The Spark

the Voice of
The Communist League of Revolutionary Workers–Internationalist

“The emancipation of the working class will only be achieved by the working class itself.”
— Karl Marx

Bahamas:
A Humanitarian and Social Catastrophe

Sep 16, 2019

The following article was translated from Lutte Ouvrière, the newspaper of the revolutionary workers’ group active in France.

Hurricane Dorian devastated the northwest of the archipelago of the Bahamas between September 1 and 3, particularly the islands of Grand Bahama and Abaco.

A week after the catastrophe, the official death count was 44, but thousands remain missing. The World Food Program is feeding 76,000 people, out of a total population of 390,000.

The Bahamas are composed of 700 islands, some of which have been purchased by billionaires. The country was a colony of Britain before gaining independence in 1973, and more than 80% of the archipelago’s imports and exports are with the United States. A U.S. businessman, Wallace Groves, built Freeport, the main city on Grand Bahama and the second city of the country. The Bahamas replaced Cuba as a financial paradise and paradise for rich tourists after the Cuban Revolution of 1959.

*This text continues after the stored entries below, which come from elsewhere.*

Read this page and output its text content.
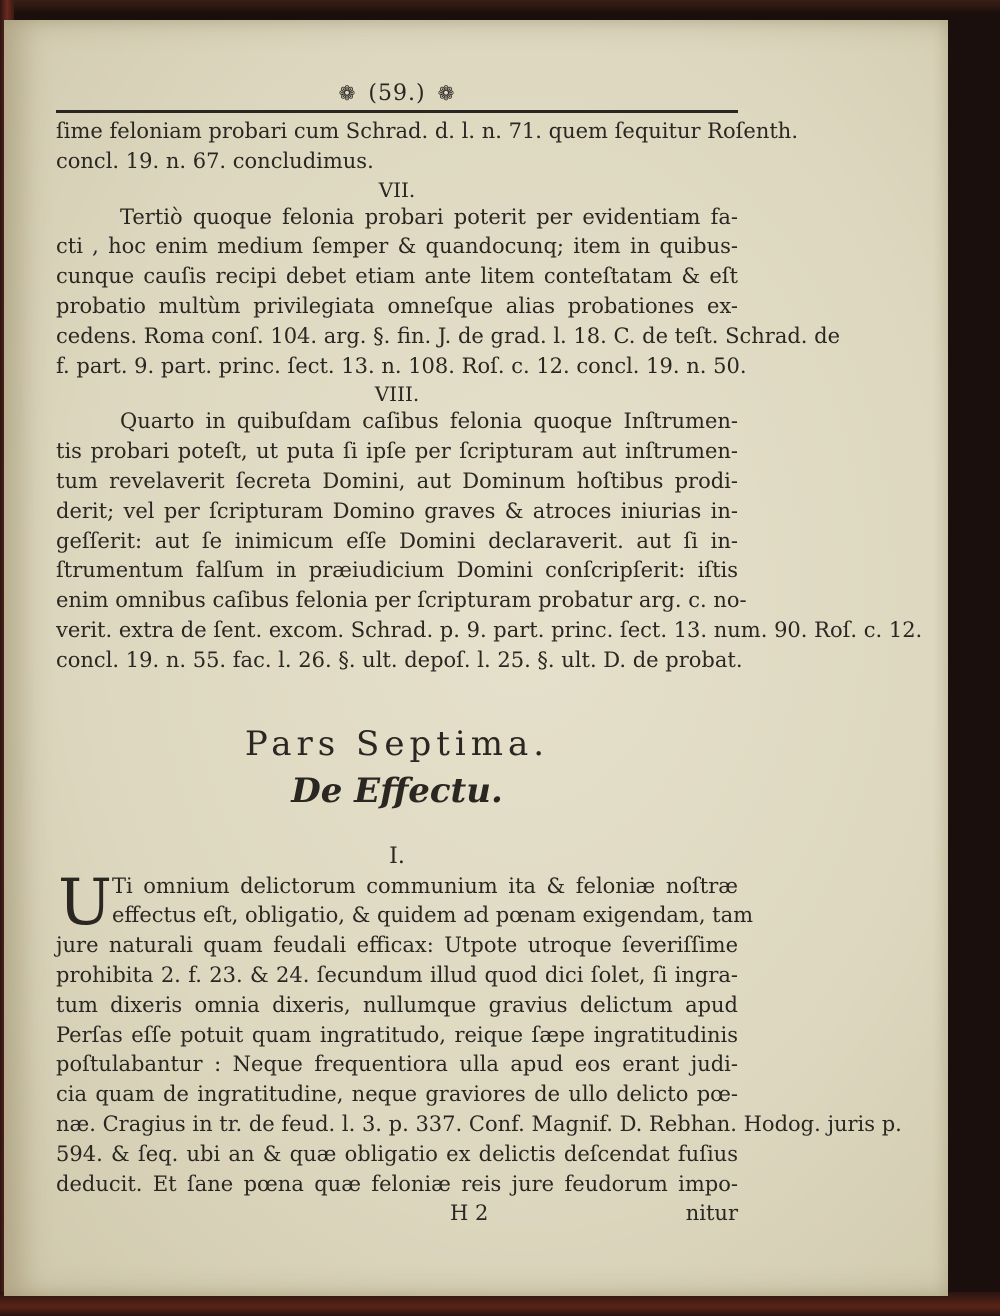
❁ (59.) ❁
ſime feloniam probari cum Schrad. d. l. n. 71. quem ſequitur Roſenth.
concl. 19. n. 67. concludimus.
VII.
Tertiò quoque felonia probari poterit per evidentiam fa-
cti , hoc enim medium ſemper & quandocunq; item in quibus-
cunque cauſis recipi debet etiam ante litem conteſtatam & eſt
probatio multùm privilegiata omneſque alias probationes ex-
cedens. Roma conſ. 104. arg. §. fin. J. de grad. l. 18. C. de teſt. Schrad. de
f. part. 9. part. princ. ſect. 13. n. 108. Roſ. c. 12. concl. 19. n. 50.
VIII.
Quarto in quibuſdam caſibus felonia quoque Inſtrumen-
tis probari poteſt, ut puta ſi ipſe per ſcripturam aut inſtrumen-
tum revelaverit ſecreta Domini, aut Dominum hoſtibus prodi-
derit; vel per ſcripturam Domino graves & atroces iniurias in-
geſſerit: aut ſe inimicum eſſe Domini declaraverit. aut ſi in-
ſtrumentum falſum in præiudicium Domini conſcripſerit: iſtis
enim omnibus caſibus felonia per ſcripturam probatur arg. c. no-
verit. extra de ſent. excom. Schrad. p. 9. part. princ. ſect. 13. num. 90. Roſ. c. 12.
concl. 19. n. 55. fac. l. 26. §. ult. depoſ. l. 25. §. ult. D. de probat.
Pars Septima.
De Effectu.
I.
U Ti omnium delictorum communium ita & feloniæ noſtræ
effectus eſt, obligatio, & quidem ad pœnam exigendam, tam
jure naturali quam feudali efficax: Utpote utroque ſeveriſſime
prohibita 2. f. 23. & 24. ſecundum illud quod dici ſolet, ſi ingra-
tum dixeris omnia dixeris, nullumque gravius delictum apud
Perſas eſſe potuit quam ingratitudo, reique ſæpe ingratitudinis
poſtulabantur : Neque frequentiora ulla apud eos erant judi-
cia quam de ingratitudine, neque graviores de ullo delicto pœ-
næ. Cragius in tr. de feud. l. 3. p. 337. Conf. Magnif. D. Rebhan. Hodog. juris p.
594. & ſeq. ubi an & quæ obligatio ex delictis deſcendat fuſius
deducit. Et ſane pœna quæ feloniæ reis jure feudorum impo-
H 2	nitur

Hurricane Dorian did not spare the deluxe tourist sites, but it threw the working class and poorest parts of the population into dismay and utter destitution. The authorities announced that the biggest slum in the Bahamas in the neighborhood nicknamed The Mudd on Grand Abaco has been reduced to a vast field of debris covered in the pestilential stench of death. A week after the hurricane, the area had still not been visited by aid workers. The approximately 80,000 Haitian immigrants—about 50,000 of whom lack regular papers—are at particular risk of paying a heavy tribute to this natural catastrophe. For them, every flood is complicated by their lack of papers.

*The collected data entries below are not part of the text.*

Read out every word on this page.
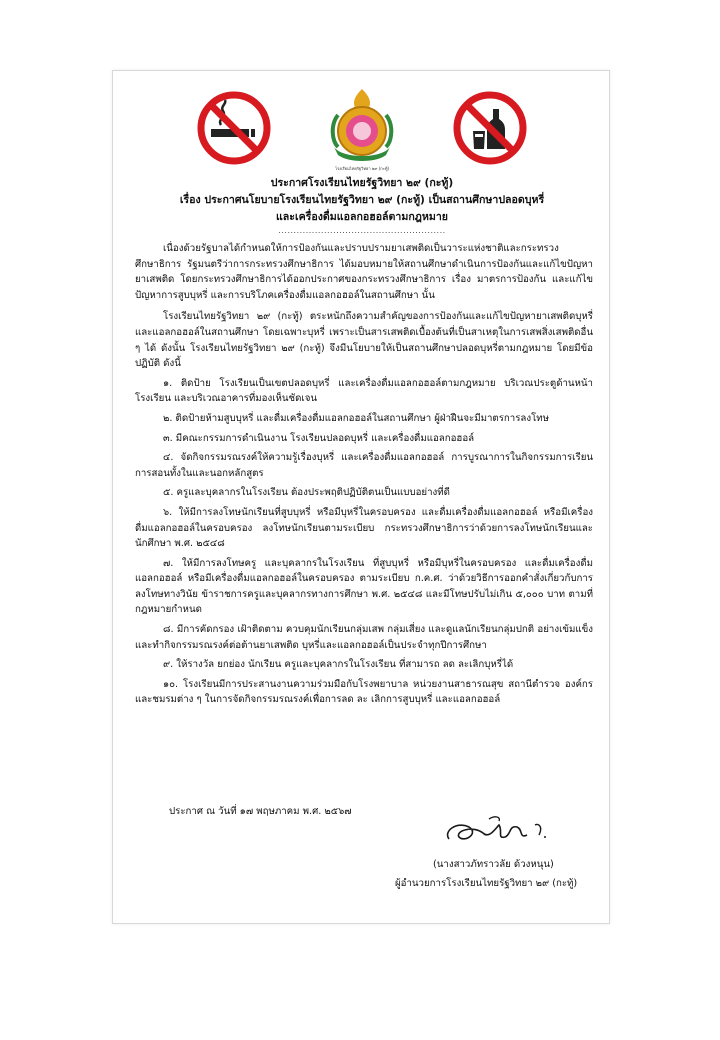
โรงเรียนไทยรัฐวิทยา ๒๙ (กะทู้)
ประกาศโรงเรียนไทยรัฐวิทยา ๒๙ (กะทู้)
เรื่อง ประกาศนโยบายโรงเรียนไทยรัฐวิทยา ๒๙ (กะทู้) เป็นสถานศึกษาปลอดบุหรี่
และเครื่องดื่มแอลกอฮอล์ตามกฎหมาย
.......................................................

เนื่องด้วยรัฐบาลได้กำหนดให้การป้องกันและปราบปรามยาเสพติดเป็นวาระแห่งชาติและกระทรวงศึกษาธิการ รัฐมนตรีว่าการกระทรวงศึกษาธิการ ได้มอบหมายให้สถานศึกษาดำเนินการป้องกันและแก้ไขปัญหายาเสพติด โดยกระทรวงศึกษาธิการได้ออกประกาศของกระทรวงศึกษาธิการ เรื่อง มาตรการป้องกัน และแก้ไขปัญหาการสูบบุหรี่ และการบริโภคเครื่องดื่มแอลกอฮอล์ในสถานศึกษา นั้น

โรงเรียนไทยรัฐวิทยา ๒๙ (กะทู้) ตระหนักถึงความสำคัญของการป้องกันและแก้ไขปัญหายาเสพติดบุหรี่ และแอลกอฮอล์ในสถานศึกษา โดยเฉพาะบุหรี่ เพราะเป็นสารเสพติดเบื้องต้นที่เป็นสาเหตุในการเสพสิ่งเสพติดอื่น ๆ ได้ ดังนั้น โรงเรียนไทยรัฐวิทยา ๒๙ (กะทู้) จึงมีนโยบายให้เป็นสถานศึกษาปลอดบุหรี่ตามกฎหมาย โดยมีข้อปฏิบัติ ดังนี้

๑. ติดป้าย โรงเรียนเป็นเขตปลอดบุหรี่ และเครื่องดื่มแอลกอฮอล์ตามกฎหมาย บริเวณประตูด้านหน้าโรงเรียน และบริเวณอาคารที่มองเห็นชัดเจน

๒. ติดป้ายห้ามสูบบุหรี่ และดื่มเครื่องดื่มแอลกอฮอล์ในสถานศึกษา ผู้ฝ่าฝืนจะมีมาตรการลงโทษ

๓. มีคณะกรรมการดำเนินงาน โรงเรียนปลอดบุหรี่ และเครื่องดื่มแอลกอฮอล์

๔. จัดกิจกรรมรณรงค์ให้ความรู้เรื่องบุหรี่ และเครื่องดื่มแอลกอฮอล์ การบูรณาการในกิจกรรมการเรียนการสอนทั้งในและนอกหลักสูตร

๕. ครูและบุคลากรในโรงเรียน ต้องประพฤติปฏิบัติตนเป็นแบบอย่างที่ดี

๖. ให้มีการลงโทษนักเรียนที่สูบบุหรี่ หรือมีบุหรี่ในครอบครอง และดื่มเครื่องดื่มแอลกอฮอล์ หรือมีเครื่องดื่มแอลกอฮอล์ในครอบครอง ลงโทษนักเรียนตามระเบียบ กระทรวงศึกษาธิการว่าด้วยการลงโทษนักเรียนและนักศึกษา พ.ศ. ๒๕๔๘

๗. ให้มีการลงโทษครู และบุคลากรในโรงเรียน ที่สูบบุหรี่ หรือมีบุหรี่ในครอบครอง และดื่มเครื่องดื่มแอลกอฮอล์ หรือมีเครื่องดื่มแอลกอฮอล์ในครอบครอง ตามระเบียบ ก.ค.ศ. ว่าด้วยวิธีการออกคำสั่งเกี่ยวกับการลงโทษทางวินัย ข้าราชการครูและบุคลากรทางการศึกษา พ.ศ. ๒๕๔๘ และมีโทษปรับไม่เกิน ๕,๐๐๐ บาท ตามที่กฎหมายกำหนด

๘. มีการคัดกรอง เฝ้าติดตาม ควบคุมนักเรียนกลุ่มเสพ กลุ่มเสี่ยง และดูแลนักเรียนกลุ่มปกติ อย่างเข้มแข็ง และทำกิจกรรมรณรงค์ต่อต้านยาเสพติด บุหรี่และแอลกอฮอล์เป็นประจำทุกปีการศึกษา

๙. ให้รางวัล ยกย่อง นักเรียน ครูและบุคลากรในโรงเรียน ที่สามารถ ลด ละเลิกบุหรี่ได้

๑๐. โรงเรียนมีการประสานงานความร่วมมือกับโรงพยาบาล หน่วยงานสาธารณสุข สถานีตำรวจ องค์กรและชมรมต่าง ๆ ในการจัดกิจกรรมรณรงค์เพื่อการลด ละ เลิกการสูบบุหรี่ และแอลกอฮอล์

ประกาศ ณ วันที่ ๑๗ พฤษภาคม พ.ศ. ๒๕๖๗
(นางสาวภัทราวลัย ด้วงหนุน)
ผู้อำนวยการโรงเรียนไทยรัฐวิทยา ๒๙ (กะทู้)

The Bahamas are portrayed as a country where the income per person is among the highest in the Caribbean, not comparable with Cuba or Haiti. That pretended wealth has given no advantage to the population that has been left to fend for itself. Neither has this country’s proximity to the United States, which has done nothing to prevent a humanitarian catastrophe.

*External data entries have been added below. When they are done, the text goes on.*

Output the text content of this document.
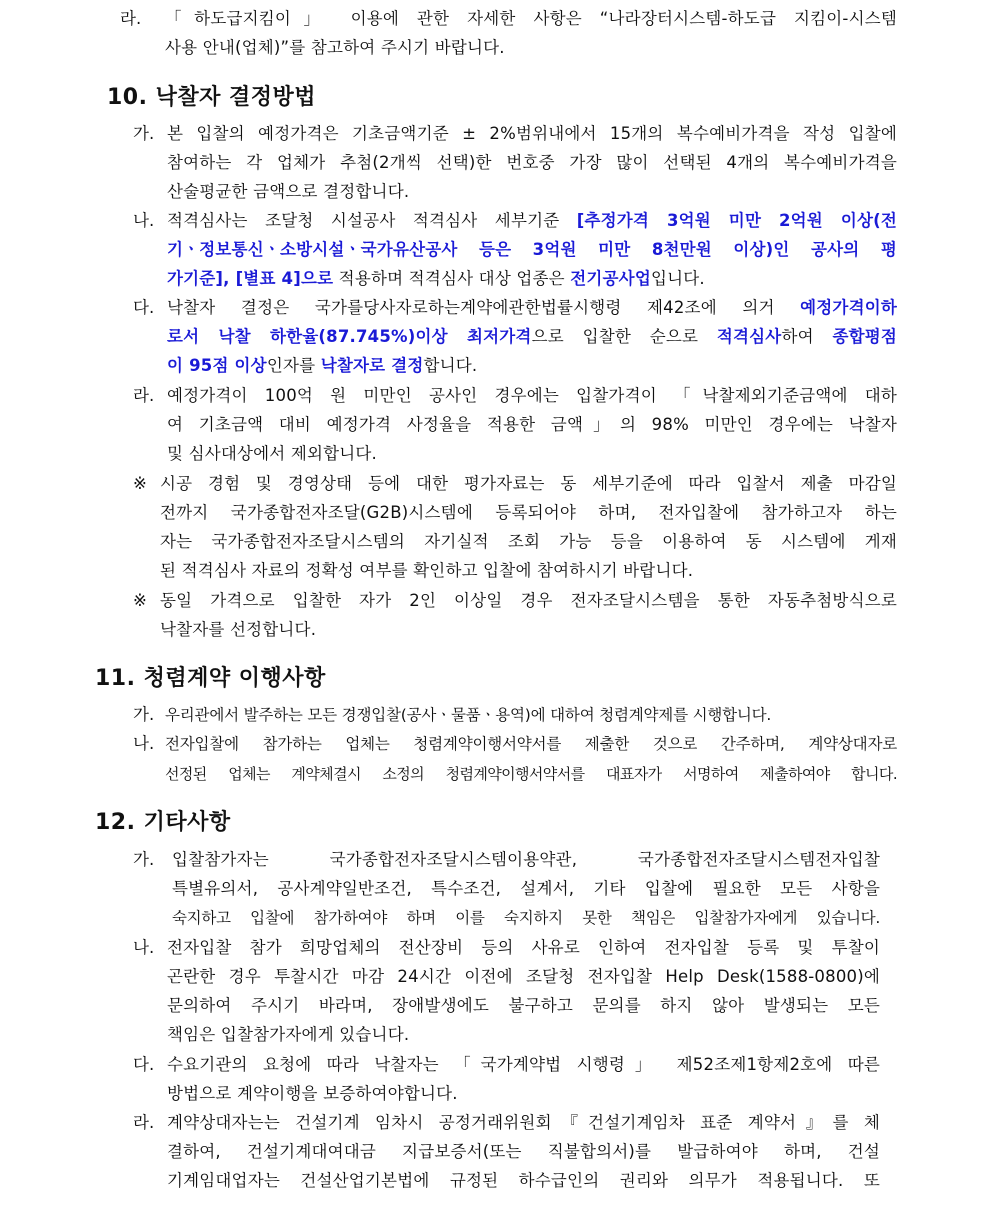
라. 「하도급지킴이」 이용에 관한 자세한 사항은 “나라장터시스템-하도급 지킴이-시스템
사용 안내(업체)”를 참고하여 주시기 바랍니다.
10. 낙찰자 결정방법
가. 본 입찰의 예정가격은 기초금액기준 ± 2%범위내에서 15개의 복수예비가격을 작성 입찰에
참여하는 각 업체가 추첨(2개씩 선택)한 번호중 가장 많이 선택된 4개의 복수예비가격을
산술평균한 금액으로 결정합니다.
나. 적격심사는 조달청 시설공사 적격심사 세부기준 [추정가격 3억원 미만 2억원 이상(전
기ㆍ정보통신ㆍ소방시설ㆍ국가유산공사 등은 3억원 미만 8천만원 이상)인 공사의 평
가기준], [별표 4]으로 적용하며 적격심사 대상 업종은 전기공사업입니다.
다. 낙찰자 결정은 국가를당사자로하는계약에관한법률시행령 제42조에 의거 예정가격이하
로서 낙찰 하한율(87.745%)이상 최저가격으로 입찰한 순으로 적격심사하여 종합평점
이 95점 이상인자를 낙찰자로 결정합니다.
라. 예정가격이 100억 원 미만인 공사인 경우에는 입찰가격이 「낙찰제외기준금액에 대하
여 기초금액 대비 예정가격 사정율을 적용한 금액」의 98% 미만인 경우에는 낙찰자
및 심사대상에서 제외합니다.
※ 시공 경험 및 경영상태 등에 대한 평가자료는 동 세부기준에 따라 입찰서 제출 마감일
전까지 국가종합전자조달(G2B)시스템에 등록되어야 하며, 전자입찰에 참가하고자 하는
자는 국가종합전자조달시스템의 자기실적 조회 가능 등을 이용하여 동 시스템에 게재
된 적격심사 자료의 정확성 여부를 확인하고 입찰에 참여하시기 바랍니다.
※ 동일 가격으로 입찰한 자가 2인 이상일 경우 전자조달시스템을 통한 자동추첨방식으로
낙찰자를 선정합니다.
11. 청렴계약 이행사항
가. 우리관에서 발주하는 모든 경쟁입찰(공사ㆍ물품ㆍ용역)에 대하여 청렴계약제를 시행합니다.
나. 전자입찰에 참가하는 업체는 청렴계약이행서약서를 제출한 것으로 간주하며, 계약상대자로
선정된 업체는 계약체결시 소정의 청렴계약이행서약서를 대표자가 서명하여 제출하여야 합니다.
12. 기타사항
가. 입찰참가자는 국가종합전자조달시스템이용약관, 국가종합전자조달시스템전자입찰
특별유의서, 공사계약일반조건, 특수조건, 설계서, 기타 입찰에 필요한 모든 사항을
숙지하고 입찰에 참가하여야 하며 이를 숙지하지 못한 책임은 입찰참가자에게 있습니다.
나. 전자입찰 참가 희망업체의 전산장비 등의 사유로 인하여 전자입찰 등록 및 투찰이
곤란한 경우 투찰시간 마감 24시간 이전에 조달청 전자입찰 Help Desk(1588-0800)에
문의하여 주시기 바라며, 장애발생에도 불구하고 문의를 하지 않아 발생되는 모든
책임은 입찰참가자에게 있습니다.
다. 수요기관의 요청에 따라 낙찰자는 「국가계약법 시행령」 제52조제1항제2호에 따른
방법으로 계약이행을 보증하여야합니다.
라. 계약상대자는는 건설기계 임차시 공정거래위원회『건설기계임차 표준 계약서』를 체
결하여, 건설기계대여대금 지급보증서(또는 직불합의서)를 발급하여야 하며, 건설
기계임대업자는 건설산업기본법에 규정된 하수급인의 권리와 의무가 적용됩니다. 또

In campaigning for his re-election, Trump has tried to exploit this drama with his usual anti-immigrant demagogy.

On September 8, he declared that there was no possibility of welcoming survivors without papers, without visas, without certificates that they had lived a good life ... and death.

After having survived the violence of Hurricane Dorian, the population of the Bahamas is victim to the violence of Trump and a social and economic system that lets the poorest die.